Effective sample size
Statistical Modeling, Causal Inference, and Social Science 2025-11-27
This post is by Aki
Richard McElreath had a bsky post with a MCMC convergence diagnostic plot with one axis label saying “number of effective samples”. I commented that it’s wrong and misleading, and it would be better to write “effective sample size”. Frank Harrell asked elaboration. Before I had time to answer, some other people had posted just fine answers. I wanted to write a bit more but not having time to write short, I decided to write a blog post.
The problem with “number of effective samples” is that it sounds like some samples are effective and some are not, but the effectiveness is not a property of individual samples but the whole sample.
Before I continue further, I want to switch using different words. Each individual posterior draw is sample, and the collection of all posterior draws is sample. Technically this is correct, but can lead to confusion whether we refer to an individual (sample) or the group of individuals (sample). This is why I prefer to talk about individual posterior draws, and the collection of posterior draws is a posterior sample. This is also why posterior R package uses the term draw.
Every single MCMC draw has effective sample size 1, and the number of effective draws is the same as the total number of draws. However, when we use a collection of MCMC draws to estimate some expectation, the Markovian dependency makes the Monte Carlo error behave in a way that it makes sense to compare the estimation efficiency to the corresponding sample size of independent draws.
Effective sample size used to be denoted by n_eff. It might be that “number of effective samples” comes from some people reading n_eff as “number of effective”. n_eff has another problem, as n often denotes the number of observations. That’s why we recommend shortening the effective sample size as ESS. This is also what posterior package uses.
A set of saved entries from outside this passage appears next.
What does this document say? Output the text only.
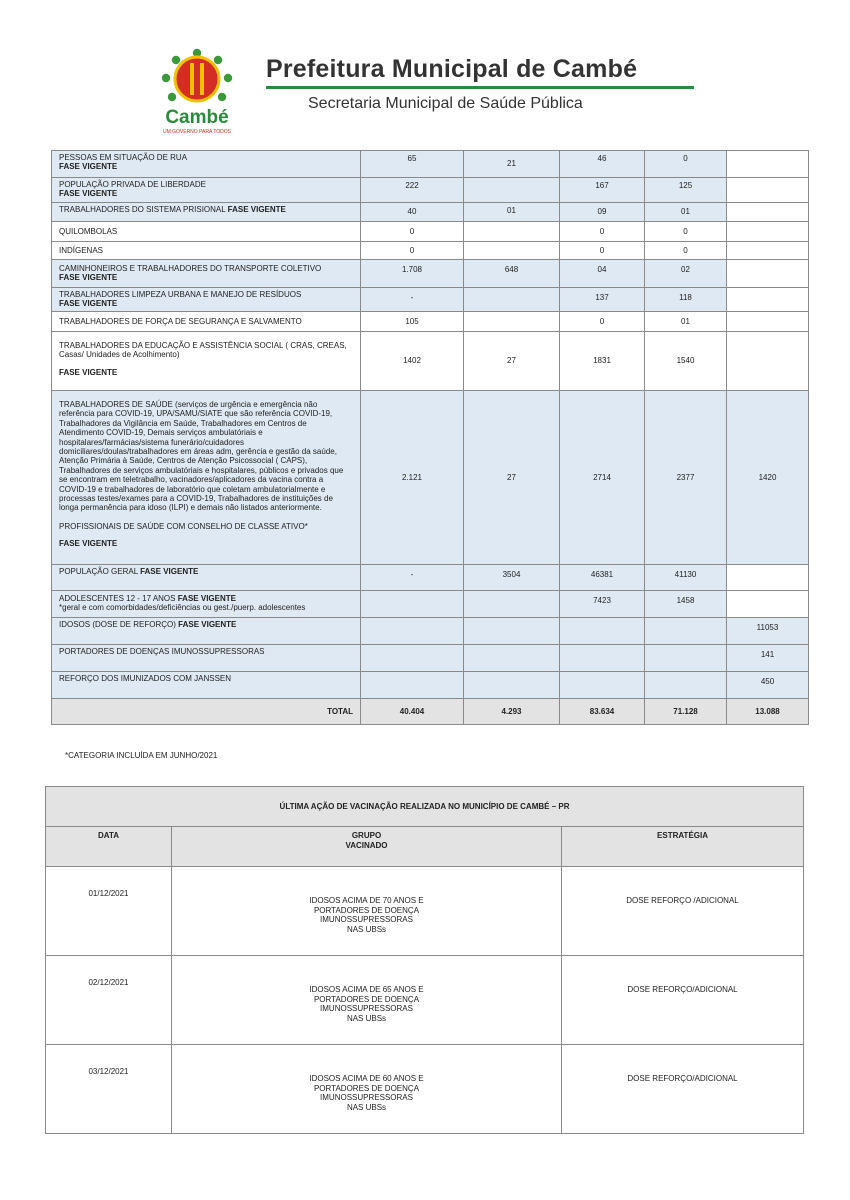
Cambé
UM GOVERNO PARA TODOS
Prefeitura Municipal de Cambé
Secretaria Municipal de Saúde Pública
PESSOAS EM SITUAÇÃO DE RUA
FASE VIGENTE	65	21	46	0	

POPULAÇÃO PRIVADA DE LIBERDADE
FASE VIGENTE	222		167	125	
TRABALHADORES DO SISTEMA PRISIONAL FASE VIGENTE	40	01	09	01	
QUILOMBOLAS	0		0	0	
INDÍGENAS	0		0	0	

CAMINHONEIROS E TRABALHADORES DO TRANSPORTE COLETIVO
FASE VIGENTE	1.708	648	04	02	

TRABALHADORES LIMPEZA URBANA E MANEJO DE RESÍDUOS
FASE VIGENTE	-		137	118	
TRABALHADORES DE FORÇA DE SEGURANÇA E SALVAMENTO	105		0	01	

TRABALHADORES DA EDUCAÇÃO E ASSISTÊNCIA SOCIAL ( CRAS, CREAS, Casas/ Unidades de Acolhimento)
FASE VIGENTE	1402	27	1831	1540	

TRABALHADORES DE SAÚDE (serviços de urgência e emergência não referência para COVID-19, UPA/SAMU/SIATE que são referência COVID-19, Trabalhadores da Vigilância em Saúde, Trabalhadores em Centros de Atendimento COVID-19, Demais serviços ambulatóriais e hospitalares/farmácias/sistema funerário/cuidadores domiciliares/doulas/trabalhadores em áreas adm, gerência e gestão da saúde, Atenção Primária à Saúde, Centros de Atenção Psicossocial ( CAPS), Trabalhadores de serviços ambulatóriais e hospitalares, públicos e privados que se encontram em teletrabalho, vacinadores/aplicadores da vacina contra a COVID-19 e trabalhadores de laboratório que coletam ambulatorialmente e processas testes/exames para a COVID-19, Trabalhadores de instituições de longa permanência para idoso (ILPI) e demais não listados anteriormente.
PROFISSIONAIS DE SAÚDE COM CONSELHO DE CLASSE ATIVO*
FASE VIGENTE	2.121	27	2714	2377	1420
POPULAÇÃO GERAL FASE VIGENTE	-	3504	46381	41130	

ADOLESCENTES 12 - 17 ANOS FASE VIGENTE
*geral e com comorbidades/deficiências ou gest./puerp. adolescentes			7423	1458	
IDOSOS (DOSE DE REFORÇO) FASE VIGENTE					11053
PORTADORES DE DOENÇAS IMUNOSSUPRESSORAS					141
REFORÇO DOS IMUNIZADOS COM JANSSEN					450
TOTAL	40.404	4.293	83.634	71.128	13.088
*CATEGORIA INCLUÍDA EM JUNHO/2021
ÚLTIMA AÇÃO DE VACINAÇÃO REALIZADA NO MUNICÍPIO DE CAMBÉ – PR		
DATA	GRUPO
VACINADO	ESTRATÉGIA

01/12/2021	IDOSOS ACIMA DE 70 ANOS E
PORTADORES DE DOENÇA
IMUNOSSUPRESSORAS
NAS UBSs	DOSE REFORÇO /ADICIONAL

02/12/2021	IDOSOS ACIMA DE 65 ANOS E
PORTADORES DE DOENÇA
IMUNOSSUPRESSORAS
NAS UBSs	DOSE REFORÇO/ADICIONAL

03/12/2021	IDOSOS ACIMA DE 60 ANOS E
PORTADORES DE DOENÇA
IMUNOSSUPRESSORAS
NAS UBSs	DOSE REFORÇO/ADICIONAL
A further important point is that the effective sample size depends also on which expectation is estimated. Most commonly effective sample size has been reported for estimation of E[theta], but as the effective sample size can be very different for example for E[theta^2] it would be better to explicitly state what is estimated. By default, posterior package reports Bulk-ESS and Tail-ESS, and while neither is ESS for a simple expectation, they are more informative than just ESS.
It’s been a long time since I wrote a blog post which was not a job ad, and coincidentally also now I’m looking for postdocs who have strong background in Bayesian methods and interested to work on Bayesian cross-validation, model checking and comparison.